Go to nearly any general merchandise store and you'll be amazed by how many different types of coolers there are. Sizes range from ones that hold a six-pack up to those that can hold three square meals for six people. There are hard ones, soft ones, and convertible ones. Almost all of them, however, require you to fill them up with ice before the trip and hose out the nasty mixture of water, dirt, paint from aluminum cans, and paper pulp from box and bottle labels after your weekend of fun. We've tested a couple of electric coolers in the past, which avoid the ice-turning-into-grudge routine, but they had limitations, which is why we were skeptical when Buddy King from ARB told us that they had just started importing an electric cooler from Australia. He was so excited about this new product-he had just returned from a trail ride where he was serving Popsicles out of the icebox after being on the trail for eight hours. OK, Buddy, keep your shirt on. We'll try it.
After several outings with the ARB cooler, we have to admit that we share Buddy's enthusiasm. Our first concern was whether it would actually keep its contents cold. Most of our summer trail rides are in 100-plus temperatures and the electric coolers we've tested in the past only kept food and drinks 40 degrees cooler than ambient temperature. That takes the refreshment out a cold drink and the fresh out of any food you packed six hours earlier. But the ARB cooler works more like a refrigerator. You dial the thermostat to the setting you want, including freezing if you desire, and it keeps the goods at that temperature regardless of outside weather conditions.

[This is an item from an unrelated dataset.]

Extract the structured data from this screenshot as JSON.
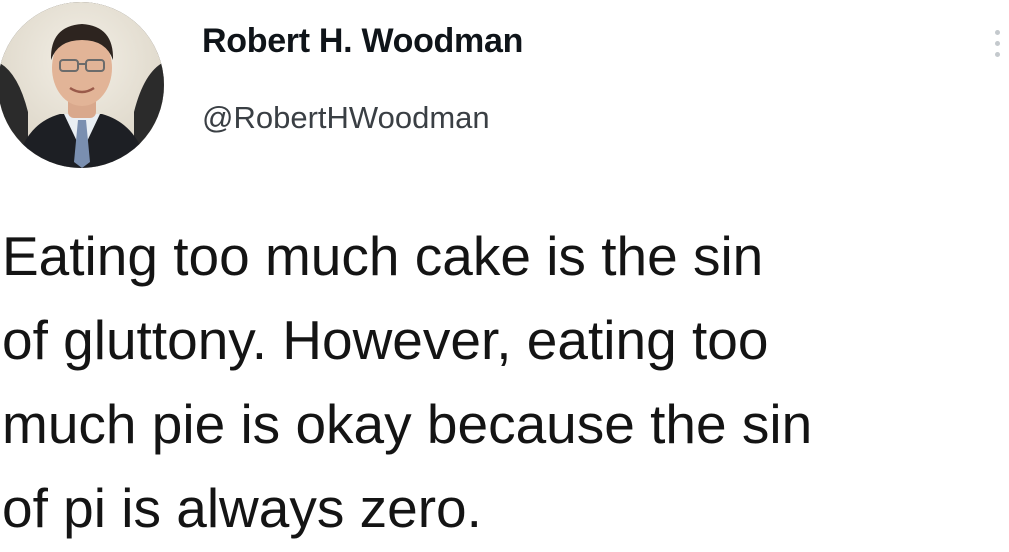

We were happy with its performance, but then worried about how much draw it might have on the vehicle. If you're camping out of your 4x4, can you leave it plugged in overnight and still start the vehicle in the morning? The answer we found was yes. On one trip, we left it plugged in for almost three days straight with the typical stop and go on trails and sitting two nights without the vehicle running.
We were very impressed with how quickly the ARB cooler brought its contents down to the desired temperature and how little it cycled to keep things cool. Granted, the hotter it is outside, the more often the cooler kicks on and off. Starting with everything, including the ARB cooler at ambient temperatures on an 80 degree day, it took about 20 minutes to cool a half dozen drinks and lunchables to a typical household refrigerator temperature. After that, it would turn on about every 20 minutes and run for just a couple of minutes to keep things cool.
Our final concern was with bashability. A fragile cooler just wouldn't do, especially not for the price of these Australian-built units. The exterior is all metal and our test unit has held up well so far. Our paint is scratched and you can dent the cooler if you try hard enough, but we've been generally impressed with the strength. Overall, we think ARB has a cooler idea.